VivoPower Terminates ATM Equity Offering Amid Strong Cash Flow Outlook
Event summary
- VivoPower terminated its ATM equity offering agreement with Chardan Capital Markets on February 2, 2026.
- The ATM Agreement, dated December 23, 2025, allowed for the sale of ordinary shares under the Company’s Form F-3 shelf registration statement.
- The decision was driven by strong projected operating cash flow and alternative non-dilutive funding sources.
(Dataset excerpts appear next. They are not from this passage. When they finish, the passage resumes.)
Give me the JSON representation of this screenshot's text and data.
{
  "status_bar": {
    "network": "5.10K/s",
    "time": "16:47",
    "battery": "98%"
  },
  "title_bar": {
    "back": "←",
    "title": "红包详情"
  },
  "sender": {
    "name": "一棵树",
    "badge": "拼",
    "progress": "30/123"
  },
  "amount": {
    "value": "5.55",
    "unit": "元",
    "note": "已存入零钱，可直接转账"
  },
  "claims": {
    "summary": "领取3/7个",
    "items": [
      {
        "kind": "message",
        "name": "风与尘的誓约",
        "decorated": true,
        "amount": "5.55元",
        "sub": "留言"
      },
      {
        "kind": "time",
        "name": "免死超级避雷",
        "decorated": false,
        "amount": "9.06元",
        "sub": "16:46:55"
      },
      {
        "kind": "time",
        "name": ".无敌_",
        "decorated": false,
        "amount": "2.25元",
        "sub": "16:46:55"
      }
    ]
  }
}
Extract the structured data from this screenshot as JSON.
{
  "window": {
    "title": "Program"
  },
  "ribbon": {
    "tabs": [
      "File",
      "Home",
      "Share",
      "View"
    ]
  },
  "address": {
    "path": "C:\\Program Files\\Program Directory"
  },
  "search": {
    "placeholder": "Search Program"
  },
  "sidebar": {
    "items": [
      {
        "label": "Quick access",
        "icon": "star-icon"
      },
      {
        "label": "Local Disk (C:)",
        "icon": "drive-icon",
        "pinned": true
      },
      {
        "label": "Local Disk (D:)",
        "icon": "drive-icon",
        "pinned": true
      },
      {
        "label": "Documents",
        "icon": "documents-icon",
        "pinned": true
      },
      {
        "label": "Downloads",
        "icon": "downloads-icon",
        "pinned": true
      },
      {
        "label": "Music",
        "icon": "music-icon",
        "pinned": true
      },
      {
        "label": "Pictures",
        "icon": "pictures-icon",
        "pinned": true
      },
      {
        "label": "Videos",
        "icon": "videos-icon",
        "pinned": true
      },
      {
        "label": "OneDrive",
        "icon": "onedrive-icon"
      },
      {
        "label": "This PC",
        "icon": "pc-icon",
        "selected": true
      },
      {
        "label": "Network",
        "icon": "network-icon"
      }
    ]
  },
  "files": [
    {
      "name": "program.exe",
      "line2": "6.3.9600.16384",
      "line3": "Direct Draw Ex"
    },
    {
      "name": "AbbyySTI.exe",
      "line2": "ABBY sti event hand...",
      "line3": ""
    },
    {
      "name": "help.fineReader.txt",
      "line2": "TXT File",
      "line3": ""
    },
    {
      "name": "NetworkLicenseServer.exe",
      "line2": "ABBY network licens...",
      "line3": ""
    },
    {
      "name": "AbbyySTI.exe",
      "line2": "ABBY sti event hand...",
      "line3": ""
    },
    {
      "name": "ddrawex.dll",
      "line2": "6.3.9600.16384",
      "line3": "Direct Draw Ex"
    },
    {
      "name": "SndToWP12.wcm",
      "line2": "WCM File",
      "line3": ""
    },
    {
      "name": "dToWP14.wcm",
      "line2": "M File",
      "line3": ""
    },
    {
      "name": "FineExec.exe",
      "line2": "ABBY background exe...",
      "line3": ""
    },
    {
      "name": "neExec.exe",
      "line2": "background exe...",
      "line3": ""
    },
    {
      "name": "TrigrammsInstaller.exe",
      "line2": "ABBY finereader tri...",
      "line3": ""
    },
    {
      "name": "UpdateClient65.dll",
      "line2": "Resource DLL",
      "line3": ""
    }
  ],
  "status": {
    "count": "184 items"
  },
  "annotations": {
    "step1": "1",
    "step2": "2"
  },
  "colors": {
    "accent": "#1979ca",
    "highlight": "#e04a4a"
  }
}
- VivoPower’s Board emphasizes disciplined capital allocation and avoiding dilutive capital raisings.
The big picture
VivoPower’s termination of its ATM equity offering reflects a strategic shift toward leveraging internal cash flow and non-dilutive funding. This aligns with broader industry trends where companies prioritize financial discipline amid volatile market conditions. The move also underscores the company’s focus on scaling its AI-powered infrastructure while streamlining its business units.
What we're watching
- Cash Flow Dynamics
- How VivoPower’s projected operating cash flow will support its expansion plans without additional equity dilution.
- Alternative Funding
- Whether the company can sustain growth through non-dilutive sources of capital at the project or asset level.
- Strategic Focus
- The pace at which VivoPower can execute its power-to-X strategy while divesting non-core business units.